LA HUMEDAD

Al perder su trabajo en la fábrica Gabriel asumió que su primera aventura de adultez independiente debía suspenderse. Sus escasos ahorros le planteaban pocas opciones, y ninguna involucraba continuar viviendo solo en la pensión de San Telmo ni continuar sus estudios de ingeniería. Fue entonces que decidió llamar a su madre para comentarle la situación con la seriedad que merecía. Ella y su padre, al no poder convencerlo de quedarse, le habían dejado en claro a Gabriel que las puertas del hogar de su infancia siempre iban a estar abiertas, en especial en tiempos difíciles como los que acarreaba el nuevo siglo. Concretaron los detalles por teléfono esa misma noche, y una semana más tarde Gabriel estaba en camino de regreso a General Lamadrid. 

La casa era de esas que son fruto del trabajo y la perseverancia de tres generaciones de trabajadores humildes. Dos pisos construídos poco a poco, cargados de recuerdos, levantándose como un monumento vivo en el centro de un terreno que antes ni siquiera figuraba en los catastros. Gabriel encontró la calidez añorada al llegar, pero la expresión en el rostro de su madre ya no tenía la vitalidad del día en que él partió. “Tu papá ahora está volviendo de Azul, tenía que ir al hospital por la neumonía” le explicó. Gabriel le dio un abrazo, notando un leve temblor nervioso. También en Lamadrid tocaban tiempos difíciles. Su habitación también estaba igual, a excepción del olor a naftalina y ligeras manchas de humedad en el techo. 

El primer año fue un periodo de re-acostumbramiento para Gabriel. Habiendo disfrutado de los placeres de vivir solo no le fue fácil volver a la rutina familiar. Más allá de eso, a todos en el hogar les hacía bien poder estar cerca uno del otro. Su padre terminó de curarse de la neumonía, y su madre de a poco fue recuperando el humor de antaño. Gabriel mientras leía los clasificados del diario y enviaba cartas de presentación a cuanta oportunidad de trabajo estuviese a su alcance en Buenos Aires, para poder volver cuanto antes. 

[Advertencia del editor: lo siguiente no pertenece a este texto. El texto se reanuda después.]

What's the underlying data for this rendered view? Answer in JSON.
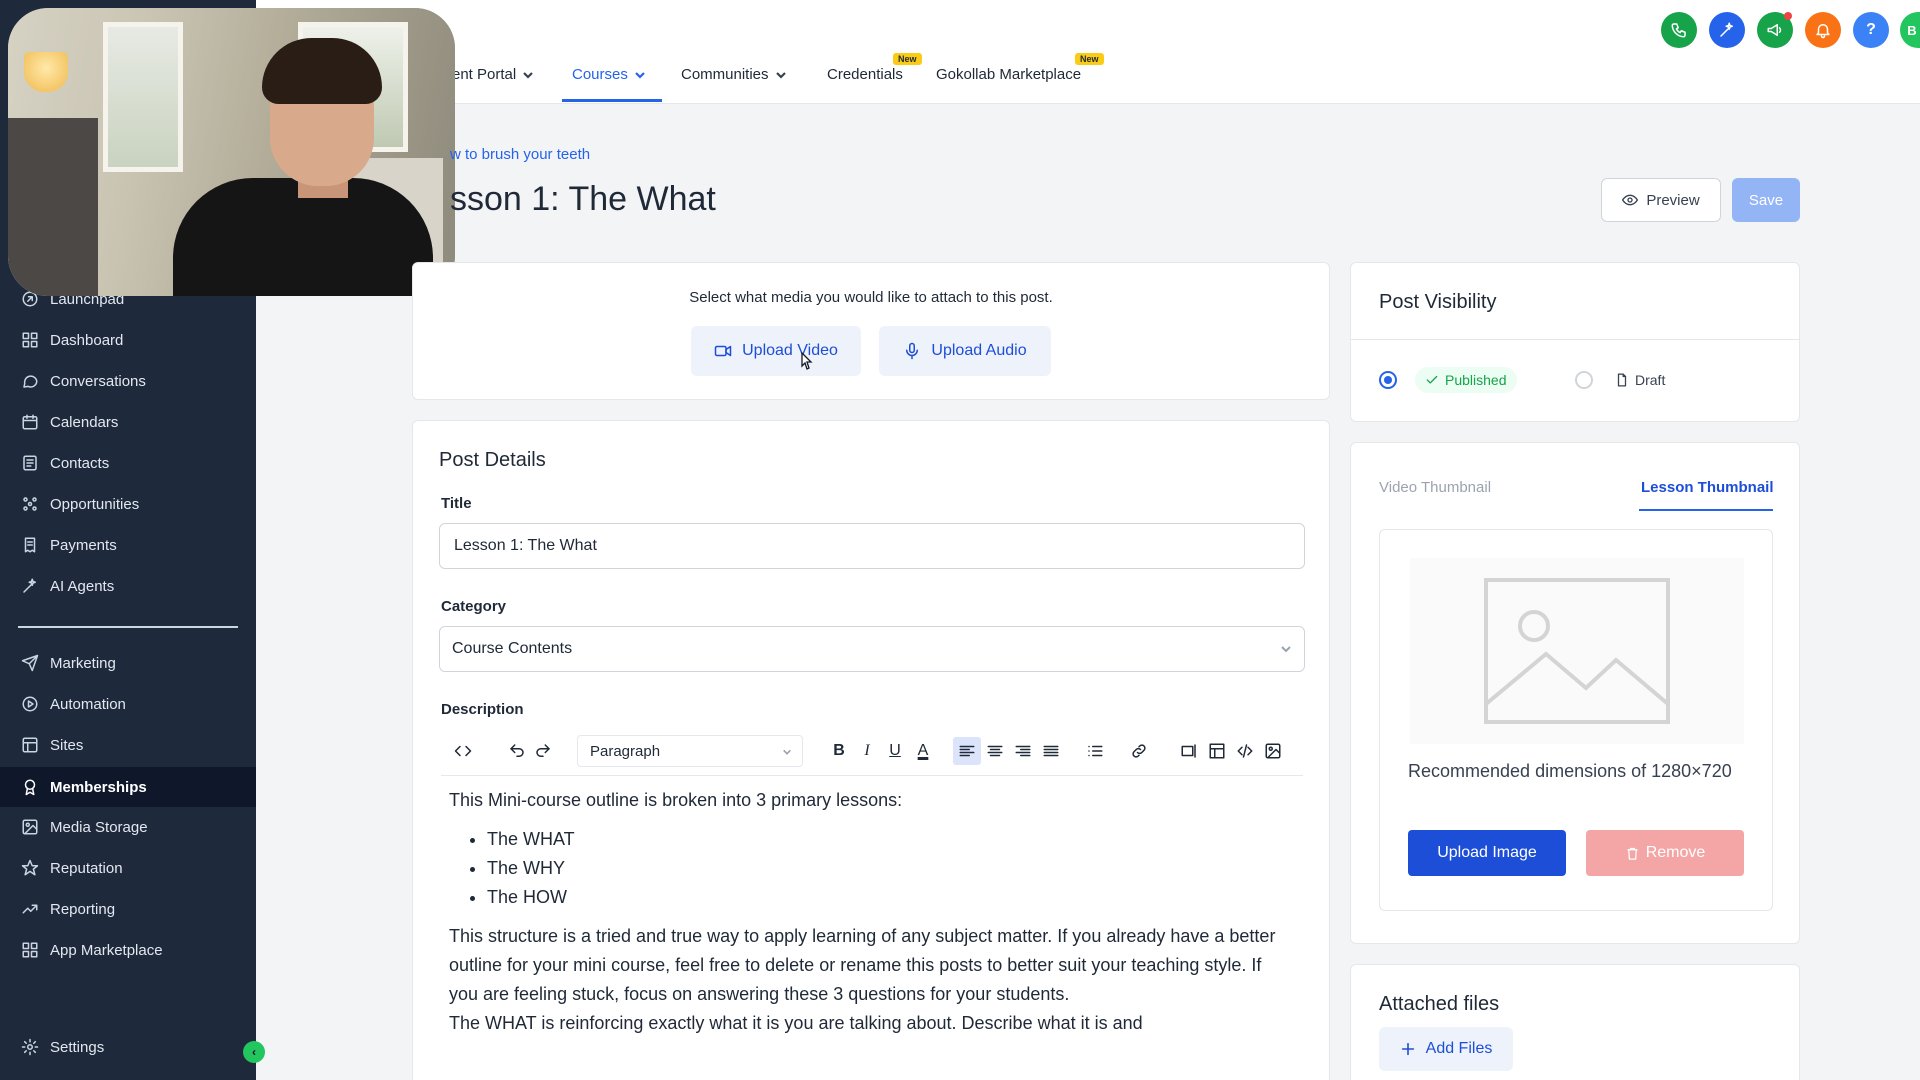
{
  "sidebar": {
    "items": [
      {
        "label": "Launchpad",
        "icon": "launchpad-icon"
      },
      {
        "label": "Dashboard",
        "icon": "dashboard-icon"
      },
      {
        "label": "Conversations",
        "icon": "chat-icon"
      },
      {
        "label": "Calendars",
        "icon": "calendar-icon"
      },
      {
        "label": "Contacts",
        "icon": "contacts-icon"
      },
      {
        "label": "Opportunities",
        "icon": "opportunities-icon"
      },
      {
        "label": "Payments",
        "icon": "payments-icon"
      },
      {
        "label": "AI Agents",
        "icon": "ai-agents-icon"
      },
      {
        "label": "Marketing",
        "icon": "send-icon"
      },
      {
        "label": "Automation",
        "icon": "automation-icon"
      },
      {
        "label": "Sites",
        "icon": "sites-icon"
      },
      {
        "label": "Memberships",
        "icon": "memberships-icon",
        "active": true
      },
      {
        "label": "Media Storage",
        "icon": "image-icon"
      },
      {
        "label": "Reputation",
        "icon": "star-icon"
      },
      {
        "label": "Reporting",
        "icon": "trend-icon"
      },
      {
        "label": "App Marketplace",
        "icon": "grid-icon"
      }
    ],
    "settings_label": "Settings",
    "collapse_glyph": "‹"
  },
  "topnav": {
    "items": [
      {
        "label": "ent Portal"
      },
      {
        "label": "Courses",
        "active": true
      },
      {
        "label": "Communities"
      },
      {
        "label": "Credentials"
      },
      {
        "label": "Gokollab Marketplace"
      }
    ],
    "new_badge": "New",
    "icons": [
      "phone-icon",
      "magic-icon",
      "megaphone-icon",
      "bell-icon",
      "help-icon"
    ],
    "help_glyph": "?",
    "avatar_initial": "B",
    "colors": {
      "phone": "#16a34a",
      "magic": "#2563eb",
      "megaphone": "#16a34a",
      "bell": "#f97316",
      "help": "#3b82f6",
      "avatar": "#22c55e"
    }
  },
  "header": {
    "breadcrumb": "w to brush your teeth",
    "title": "sson 1: The What",
    "preview_label": "Preview",
    "save_label": "Save"
  },
  "media": {
    "prompt": "Select what media you would like to attach to this post.",
    "upload_video_label": "Upload Video",
    "upload_audio_label": "Upload Audio"
  },
  "post_details": {
    "section_title": "Post Details",
    "title_label": "Title",
    "title_value": "Lesson 1: The What",
    "category_label": "Category",
    "category_value": "Course Contents",
    "description_label": "Description",
    "paragraph_format": "Paragraph",
    "toolbar_text": {
      "bold": "B",
      "italic": "I",
      "underline": "U",
      "font_color": "A"
    },
    "description": {
      "intro": "This Mini-course outline is broken into 3 primary lessons:",
      "bullets": [
        "The WHAT",
        "The WHY",
        "The HOW"
      ],
      "paragraph": "This structure is a tried and true way to apply learning of any subject matter. If you already have a better outline for your mini course, feel free to delete or rename this posts to better suit your teaching style. If you are feeling stuck, focus on answering these 3 questions for your students.",
      "paragraph2": "The WHAT is reinforcing exactly what it is you are talking about. Describe what it is and"
    }
  },
  "visibility": {
    "title": "Post Visibility",
    "published_label": "Published",
    "draft_label": "Draft",
    "selected": "published"
  },
  "thumbnail": {
    "tab_video": "Video Thumbnail",
    "tab_lesson": "Lesson Thumbnail",
    "active_tab": "lesson",
    "recommended_text": "Recommended dimensions of 1280×720",
    "upload_label": "Upload Image",
    "remove_label": "Remove"
  },
  "files": {
    "title": "Attached files",
    "add_label": "Add Files"
  }
}
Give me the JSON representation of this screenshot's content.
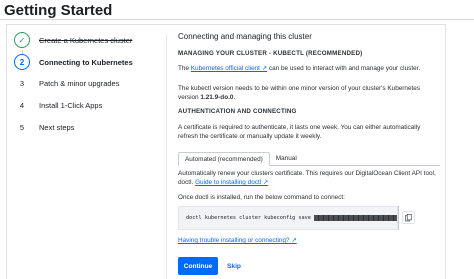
{
  "page": {
    "title": "Getting Started"
  },
  "steps": [
    {
      "marker": "✓",
      "label": "Create a Kubernetes cluster",
      "state": "done"
    },
    {
      "marker": "2",
      "label": "Connecting to Kubernetes",
      "state": "active"
    },
    {
      "marker": "3",
      "label": "Patch & minor upgrades",
      "state": "pending"
    },
    {
      "marker": "4",
      "label": "Install 1-Click Apps",
      "state": "pending"
    },
    {
      "marker": "5",
      "label": "Next steps",
      "state": "pending"
    }
  ],
  "main": {
    "heading": "Connecting and managing this cluster",
    "kubectl": {
      "heading": "MANAGING YOUR CLUSTER - KUBECTL (RECOMMENDED)",
      "p1_pre": "The ",
      "p1_link": "Kubernetes official client ↗",
      "p1_post": " can be used to interact with and manage your cluster.",
      "p2_pre": "The kubectl version needs to be within one minor version of your cluster's Kubernetes version ",
      "p2_version": "1.21.9-do.0",
      "p2_post": "."
    },
    "auth": {
      "heading": "AUTHENTICATION AND CONNECTING",
      "text": "A certificate is required to authenticate, it lasts one week. You can either automatically refresh the certificate or manually update it weekly."
    },
    "tabs": [
      {
        "label": "Automated (recommended)",
        "active": true
      },
      {
        "label": "Manual",
        "active": false
      }
    ],
    "automated": {
      "text_pre": "Automatically renew your clusters certificate. This requires our DigitalOcean Client API tool, doctl. ",
      "guide_link": "Guide to installing doctl ↗",
      "run_text": "Once doctl is installed, run the below command to connect:",
      "command": "doctl kubernetes cluster kubeconfig save"
    },
    "trouble_link": "Having trouble installing or connecting? ↗"
  },
  "actions": {
    "continue_label": "Continue",
    "skip_label": "Skip"
  },
  "colors": {
    "accent": "#0069ff",
    "done": "#2c9a5a"
  }
}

El segundo año de estadía recibió por fin respuesta de un posible empleador en un taller metalúrgico de la Capital. También fue entonces cuando las cosas se pusieron feas. Una gotera en la habitación del matrimonio causó que el padre de Gabriel enfermara nuevamente ese invierno, y esta vez no lo pudo resistir. El funeral fue breve, pero muy sentido. A la semana de aquello, Gabriel notó que su madre de pronto temblaba como cuando él llegó de Buenos Aires, sólo que esta vez no necesitó abrazarla para darse cuenta. Sus temblores eran más fuertes, concentrados en las extremidades, y poco a poco fueron transformándose en una convulsión. Gabriel salió a la calle pidiendo auxilio a los vecinos. Varios acudieron, y al poco tiempo llegó la ambulancia del municipio. La pesadilla se repetía sin medios tiempos. 

Al llegar esa noche a la casa vacía, luego de dejar a su madre al cuidado de los médicos, Gabriel se sentó en la oscuridad de la mesa de la cocina y rompió en llanto. Se sentía impotente, paralizado por la angustia y el dolor. No podía evitar pensar que debió haberse quedado en Lamadrid en un principio. 

Fue en la soledad de esa noche que notó el nauseabundo olor a humedad que invadía la casa, envolviéndolo todo. Una humedad antinatural para una vivienda, más esperable en un sótano abandonado o en un pasadizo entre catacumbas. Gabriel se levantó buscando la fuente de ese olor, y cuando encendió la luz de la cocina pudo ver que el techo estaba cubierto con las mismas manchas de humedad y moho que había notado en su habitación. Las manchas también habían aparecido en el comedor y el baño. En su habitación y la de sus padres (ahora, de su madre), las manchas no sólo eran más grandes sino que goteaban agua sucia sobre las camas y los muebles. Gabriel pasó el resto de esa noche limpiando entre lágrimas, y con el alba finalmente se acostó a dormir. 

Al despertar ya no había olor a humedad, sólo a lavandina. Gabriel terminó de ordenar la casa y recibió a su madre luego de cinco días, sin un diagnóstico claro. Sin embargo él sí tenía claro lo que iba a hacer al respecto. “Mamá, me voy a quedar con vos para lo que necesites”, le prometió con una sonrisa agridulce mientras sostenía sus manos. Y así fue. 

Han pasado casi veinte años desde que Gabriel decidió quedarse. Él y su madre viven todavía en la casa, y aún no aparecen nuevas manchas de humedad.

 

Consigna del día 1: Escribir sobre una casa embrujada.